Researchers discovered a new way to keep cold plasma in place for a short time.
Trapping a plasma is on par with capturing a cloud and pinning it down, or holding a moonbeam in your hand in terms of difficulty. Physicists, on the other hand, have developed a new method for magnetically bottleing ultracold plasma in the lab.
Researchers report that using magnetism to trap frigid plasmas in which particles move slowly could enable physicists to study plasma activity in slow motion. This could reveal new information about how plasmas behave in even hotter, more chaotic conditions, such as the roiling interiors of fusion reactors or the whirling cores of stars.
“It takes a lot of tricks” to stopper a cold plasma, says physicist Thomas Killian of Rice University in Houston.
He and his colleagues began by boiling a lump of strontium metal and passing the vapor through a drain. The atoms were effectively cooled to three-thousandths of a degree above absolute zero (–273° Celsius) by light from a laser beam.

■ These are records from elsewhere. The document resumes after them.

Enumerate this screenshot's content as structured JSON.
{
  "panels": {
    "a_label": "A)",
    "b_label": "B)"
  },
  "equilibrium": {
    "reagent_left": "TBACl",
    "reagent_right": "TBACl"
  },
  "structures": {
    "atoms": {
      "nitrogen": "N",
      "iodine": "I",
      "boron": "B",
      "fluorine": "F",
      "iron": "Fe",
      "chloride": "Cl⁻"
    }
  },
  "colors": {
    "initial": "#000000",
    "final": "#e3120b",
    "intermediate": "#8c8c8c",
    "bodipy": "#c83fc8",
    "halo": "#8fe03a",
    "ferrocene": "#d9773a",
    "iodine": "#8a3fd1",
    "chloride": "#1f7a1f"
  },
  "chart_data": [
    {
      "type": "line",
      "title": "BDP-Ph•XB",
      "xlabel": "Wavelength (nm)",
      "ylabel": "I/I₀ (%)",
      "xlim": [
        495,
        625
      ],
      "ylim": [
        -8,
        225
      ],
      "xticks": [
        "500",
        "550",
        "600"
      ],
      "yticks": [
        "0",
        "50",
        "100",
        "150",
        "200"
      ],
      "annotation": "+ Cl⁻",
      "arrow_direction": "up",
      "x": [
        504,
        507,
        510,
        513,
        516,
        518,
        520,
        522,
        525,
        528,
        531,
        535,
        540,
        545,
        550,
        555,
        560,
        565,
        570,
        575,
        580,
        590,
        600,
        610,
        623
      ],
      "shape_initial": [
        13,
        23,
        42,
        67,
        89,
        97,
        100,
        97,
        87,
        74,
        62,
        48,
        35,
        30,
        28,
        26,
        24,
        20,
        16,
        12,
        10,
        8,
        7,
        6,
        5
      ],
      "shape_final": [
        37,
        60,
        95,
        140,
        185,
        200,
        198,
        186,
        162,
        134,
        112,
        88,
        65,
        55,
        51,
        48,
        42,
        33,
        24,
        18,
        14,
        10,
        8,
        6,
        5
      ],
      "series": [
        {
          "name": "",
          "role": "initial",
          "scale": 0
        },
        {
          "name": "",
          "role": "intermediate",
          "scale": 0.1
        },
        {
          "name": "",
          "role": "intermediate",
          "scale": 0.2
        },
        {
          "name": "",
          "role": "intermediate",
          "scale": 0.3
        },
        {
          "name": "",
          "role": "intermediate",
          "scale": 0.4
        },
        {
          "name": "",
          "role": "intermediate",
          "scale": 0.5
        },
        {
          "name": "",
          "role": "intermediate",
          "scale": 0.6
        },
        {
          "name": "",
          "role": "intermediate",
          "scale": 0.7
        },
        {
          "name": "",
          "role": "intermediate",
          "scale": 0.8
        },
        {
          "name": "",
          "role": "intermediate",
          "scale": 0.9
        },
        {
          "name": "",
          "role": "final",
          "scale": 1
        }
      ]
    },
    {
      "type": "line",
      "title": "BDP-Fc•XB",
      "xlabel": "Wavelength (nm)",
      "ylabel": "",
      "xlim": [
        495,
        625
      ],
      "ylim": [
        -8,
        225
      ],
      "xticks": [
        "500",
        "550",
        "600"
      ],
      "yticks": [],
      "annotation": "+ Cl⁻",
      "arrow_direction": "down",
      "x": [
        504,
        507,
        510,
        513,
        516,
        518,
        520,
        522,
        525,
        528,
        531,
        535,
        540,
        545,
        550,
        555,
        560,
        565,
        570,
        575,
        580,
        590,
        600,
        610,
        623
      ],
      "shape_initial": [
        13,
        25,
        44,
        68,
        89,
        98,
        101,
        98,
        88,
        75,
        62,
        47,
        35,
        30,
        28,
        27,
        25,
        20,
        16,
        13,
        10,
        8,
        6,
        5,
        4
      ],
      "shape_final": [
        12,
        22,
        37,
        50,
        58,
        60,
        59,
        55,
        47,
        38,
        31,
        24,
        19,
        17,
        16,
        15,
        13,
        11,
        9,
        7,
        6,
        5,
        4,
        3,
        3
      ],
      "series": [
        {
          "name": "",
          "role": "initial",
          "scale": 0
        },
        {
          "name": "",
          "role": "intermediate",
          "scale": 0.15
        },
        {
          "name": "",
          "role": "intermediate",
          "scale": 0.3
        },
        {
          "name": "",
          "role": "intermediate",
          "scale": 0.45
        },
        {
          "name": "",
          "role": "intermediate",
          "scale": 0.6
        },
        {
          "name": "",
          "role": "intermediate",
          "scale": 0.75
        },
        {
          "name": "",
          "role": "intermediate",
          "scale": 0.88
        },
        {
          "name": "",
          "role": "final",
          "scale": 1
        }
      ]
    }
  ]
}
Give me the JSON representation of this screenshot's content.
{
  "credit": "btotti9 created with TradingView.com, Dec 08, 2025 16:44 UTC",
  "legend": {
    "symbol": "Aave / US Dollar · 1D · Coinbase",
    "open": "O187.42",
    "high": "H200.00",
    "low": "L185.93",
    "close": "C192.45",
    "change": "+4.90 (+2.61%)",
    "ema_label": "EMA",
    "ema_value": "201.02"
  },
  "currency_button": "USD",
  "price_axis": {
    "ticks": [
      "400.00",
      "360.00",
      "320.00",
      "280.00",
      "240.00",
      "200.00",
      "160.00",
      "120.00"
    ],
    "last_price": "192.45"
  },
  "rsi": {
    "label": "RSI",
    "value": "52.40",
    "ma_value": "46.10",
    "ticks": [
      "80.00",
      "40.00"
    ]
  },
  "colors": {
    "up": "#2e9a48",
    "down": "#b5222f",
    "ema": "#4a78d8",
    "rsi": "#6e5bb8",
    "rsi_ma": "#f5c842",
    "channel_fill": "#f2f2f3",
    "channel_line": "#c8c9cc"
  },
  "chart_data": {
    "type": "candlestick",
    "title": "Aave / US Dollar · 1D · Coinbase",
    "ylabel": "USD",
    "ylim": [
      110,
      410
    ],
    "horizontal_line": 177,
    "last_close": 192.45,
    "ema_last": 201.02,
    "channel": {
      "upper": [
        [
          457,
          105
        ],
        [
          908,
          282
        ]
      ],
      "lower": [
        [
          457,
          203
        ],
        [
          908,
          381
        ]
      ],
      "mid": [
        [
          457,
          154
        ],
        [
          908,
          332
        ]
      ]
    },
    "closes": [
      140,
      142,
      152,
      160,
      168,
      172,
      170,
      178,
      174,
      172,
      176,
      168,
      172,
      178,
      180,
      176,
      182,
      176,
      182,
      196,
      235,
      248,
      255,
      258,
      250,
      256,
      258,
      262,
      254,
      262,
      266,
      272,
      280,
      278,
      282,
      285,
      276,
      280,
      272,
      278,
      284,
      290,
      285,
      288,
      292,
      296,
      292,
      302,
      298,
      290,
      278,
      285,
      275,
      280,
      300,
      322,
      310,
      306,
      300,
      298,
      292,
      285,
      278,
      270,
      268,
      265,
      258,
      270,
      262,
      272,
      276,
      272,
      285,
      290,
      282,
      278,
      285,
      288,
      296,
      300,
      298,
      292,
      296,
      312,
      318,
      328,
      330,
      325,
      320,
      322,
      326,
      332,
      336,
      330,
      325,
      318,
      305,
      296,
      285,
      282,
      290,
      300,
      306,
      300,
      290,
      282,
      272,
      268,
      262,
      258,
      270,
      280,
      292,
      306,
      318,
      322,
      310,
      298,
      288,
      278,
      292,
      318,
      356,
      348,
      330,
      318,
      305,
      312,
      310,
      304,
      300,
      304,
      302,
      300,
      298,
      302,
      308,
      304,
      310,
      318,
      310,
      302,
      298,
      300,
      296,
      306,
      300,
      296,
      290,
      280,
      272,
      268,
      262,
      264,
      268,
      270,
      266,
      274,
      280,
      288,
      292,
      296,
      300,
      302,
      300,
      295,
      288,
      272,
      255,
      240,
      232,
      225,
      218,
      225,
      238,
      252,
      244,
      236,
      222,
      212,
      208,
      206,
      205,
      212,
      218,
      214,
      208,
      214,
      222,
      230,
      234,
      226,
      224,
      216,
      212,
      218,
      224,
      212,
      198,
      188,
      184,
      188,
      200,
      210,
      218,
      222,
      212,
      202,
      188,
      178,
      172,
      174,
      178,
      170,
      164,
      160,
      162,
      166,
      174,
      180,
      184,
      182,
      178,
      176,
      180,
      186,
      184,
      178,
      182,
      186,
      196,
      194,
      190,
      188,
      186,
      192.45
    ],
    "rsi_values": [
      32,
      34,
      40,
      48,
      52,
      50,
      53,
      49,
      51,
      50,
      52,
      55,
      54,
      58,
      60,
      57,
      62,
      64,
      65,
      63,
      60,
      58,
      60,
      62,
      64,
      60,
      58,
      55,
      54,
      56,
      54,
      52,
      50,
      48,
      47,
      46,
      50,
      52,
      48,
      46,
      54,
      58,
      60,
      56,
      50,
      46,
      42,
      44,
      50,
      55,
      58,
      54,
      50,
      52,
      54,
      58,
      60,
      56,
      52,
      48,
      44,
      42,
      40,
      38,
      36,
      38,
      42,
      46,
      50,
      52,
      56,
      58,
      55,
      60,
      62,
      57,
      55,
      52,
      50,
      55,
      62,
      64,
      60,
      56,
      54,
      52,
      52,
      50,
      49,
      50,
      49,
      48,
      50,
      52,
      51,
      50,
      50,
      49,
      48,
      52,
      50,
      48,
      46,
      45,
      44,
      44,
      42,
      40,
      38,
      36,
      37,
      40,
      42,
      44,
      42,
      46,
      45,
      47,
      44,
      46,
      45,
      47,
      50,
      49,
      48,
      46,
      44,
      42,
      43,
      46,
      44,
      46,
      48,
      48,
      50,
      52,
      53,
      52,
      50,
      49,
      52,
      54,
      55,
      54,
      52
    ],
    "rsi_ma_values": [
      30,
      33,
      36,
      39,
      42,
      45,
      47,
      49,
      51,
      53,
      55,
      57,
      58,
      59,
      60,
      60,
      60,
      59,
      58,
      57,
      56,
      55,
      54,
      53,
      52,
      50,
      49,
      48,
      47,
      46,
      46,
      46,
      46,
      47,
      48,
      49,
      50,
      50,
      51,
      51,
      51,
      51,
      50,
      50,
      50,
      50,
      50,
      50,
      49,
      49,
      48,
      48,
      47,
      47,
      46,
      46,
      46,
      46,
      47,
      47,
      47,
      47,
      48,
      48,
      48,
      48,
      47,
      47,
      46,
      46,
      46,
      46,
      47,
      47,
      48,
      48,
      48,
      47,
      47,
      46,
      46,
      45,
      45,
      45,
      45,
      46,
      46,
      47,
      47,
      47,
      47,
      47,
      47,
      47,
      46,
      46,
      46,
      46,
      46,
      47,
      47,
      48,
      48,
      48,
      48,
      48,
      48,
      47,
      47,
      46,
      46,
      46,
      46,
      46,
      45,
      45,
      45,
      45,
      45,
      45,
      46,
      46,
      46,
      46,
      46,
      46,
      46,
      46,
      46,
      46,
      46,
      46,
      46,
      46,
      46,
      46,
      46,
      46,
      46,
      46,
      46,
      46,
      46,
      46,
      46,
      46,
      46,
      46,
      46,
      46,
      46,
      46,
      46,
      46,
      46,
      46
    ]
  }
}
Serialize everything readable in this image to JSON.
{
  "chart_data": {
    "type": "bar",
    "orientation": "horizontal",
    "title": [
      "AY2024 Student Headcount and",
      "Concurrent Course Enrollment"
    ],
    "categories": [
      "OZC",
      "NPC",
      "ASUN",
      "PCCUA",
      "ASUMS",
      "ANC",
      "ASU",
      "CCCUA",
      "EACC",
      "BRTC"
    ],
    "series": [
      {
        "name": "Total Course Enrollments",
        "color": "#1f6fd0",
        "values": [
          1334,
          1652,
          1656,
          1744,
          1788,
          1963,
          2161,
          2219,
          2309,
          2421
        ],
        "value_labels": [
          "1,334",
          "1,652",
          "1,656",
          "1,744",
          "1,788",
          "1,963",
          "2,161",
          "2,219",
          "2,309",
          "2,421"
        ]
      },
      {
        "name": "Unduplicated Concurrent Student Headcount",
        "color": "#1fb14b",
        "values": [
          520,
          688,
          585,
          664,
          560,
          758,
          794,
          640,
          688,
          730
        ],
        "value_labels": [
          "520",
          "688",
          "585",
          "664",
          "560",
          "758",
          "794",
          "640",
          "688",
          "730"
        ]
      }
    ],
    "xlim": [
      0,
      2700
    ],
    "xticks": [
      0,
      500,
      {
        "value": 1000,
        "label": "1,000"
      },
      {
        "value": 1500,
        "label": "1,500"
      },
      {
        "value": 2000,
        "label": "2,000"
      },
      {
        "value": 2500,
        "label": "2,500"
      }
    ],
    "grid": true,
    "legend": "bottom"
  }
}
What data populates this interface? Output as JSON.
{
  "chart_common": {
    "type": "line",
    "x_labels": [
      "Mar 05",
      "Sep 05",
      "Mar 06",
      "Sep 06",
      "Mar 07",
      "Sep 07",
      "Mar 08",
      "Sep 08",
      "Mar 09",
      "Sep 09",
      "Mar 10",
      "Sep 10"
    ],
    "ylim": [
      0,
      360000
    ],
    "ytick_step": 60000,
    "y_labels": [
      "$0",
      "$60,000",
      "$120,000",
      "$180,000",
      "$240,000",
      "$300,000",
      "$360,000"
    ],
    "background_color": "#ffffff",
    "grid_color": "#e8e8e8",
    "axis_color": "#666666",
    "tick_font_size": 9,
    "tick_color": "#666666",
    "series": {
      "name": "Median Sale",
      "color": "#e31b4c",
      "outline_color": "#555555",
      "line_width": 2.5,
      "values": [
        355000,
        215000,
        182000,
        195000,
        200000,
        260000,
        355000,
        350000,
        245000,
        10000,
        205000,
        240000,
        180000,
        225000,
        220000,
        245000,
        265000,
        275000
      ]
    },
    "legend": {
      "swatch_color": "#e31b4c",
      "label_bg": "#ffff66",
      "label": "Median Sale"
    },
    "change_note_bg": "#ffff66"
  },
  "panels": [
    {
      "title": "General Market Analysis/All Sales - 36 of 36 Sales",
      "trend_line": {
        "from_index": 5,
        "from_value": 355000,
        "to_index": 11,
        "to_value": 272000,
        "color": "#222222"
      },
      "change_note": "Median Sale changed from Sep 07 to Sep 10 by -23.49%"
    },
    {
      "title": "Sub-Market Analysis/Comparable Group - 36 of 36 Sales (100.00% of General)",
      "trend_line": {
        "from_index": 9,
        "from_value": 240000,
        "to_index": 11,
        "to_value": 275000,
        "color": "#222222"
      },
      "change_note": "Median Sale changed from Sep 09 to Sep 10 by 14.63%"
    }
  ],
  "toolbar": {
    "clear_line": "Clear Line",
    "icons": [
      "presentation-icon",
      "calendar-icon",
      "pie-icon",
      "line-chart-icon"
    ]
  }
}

The researchers used a second laser to knock an electron off each atom, resulting in a plasma of negatively charged electrons and positively charged strontium ions. “We have to completely isolate this plasma,” Killian says. “If it bumps into a wall, [the particles] will just stick to the wall … or the wall will heat it up,” because even room-temperature equipment is much warmer than the plasma.
This ionized gas could not be held in a regular bottle.
The plasma will dissipate in tens of microseconds if left out in the open. As a result, Killian’s team developed plasma by sandwiching two coils of electric current between opposing magnetic fields. For up to 500 microseconds, the charged particles’ equal and opposite magnetic forces held the plasma together.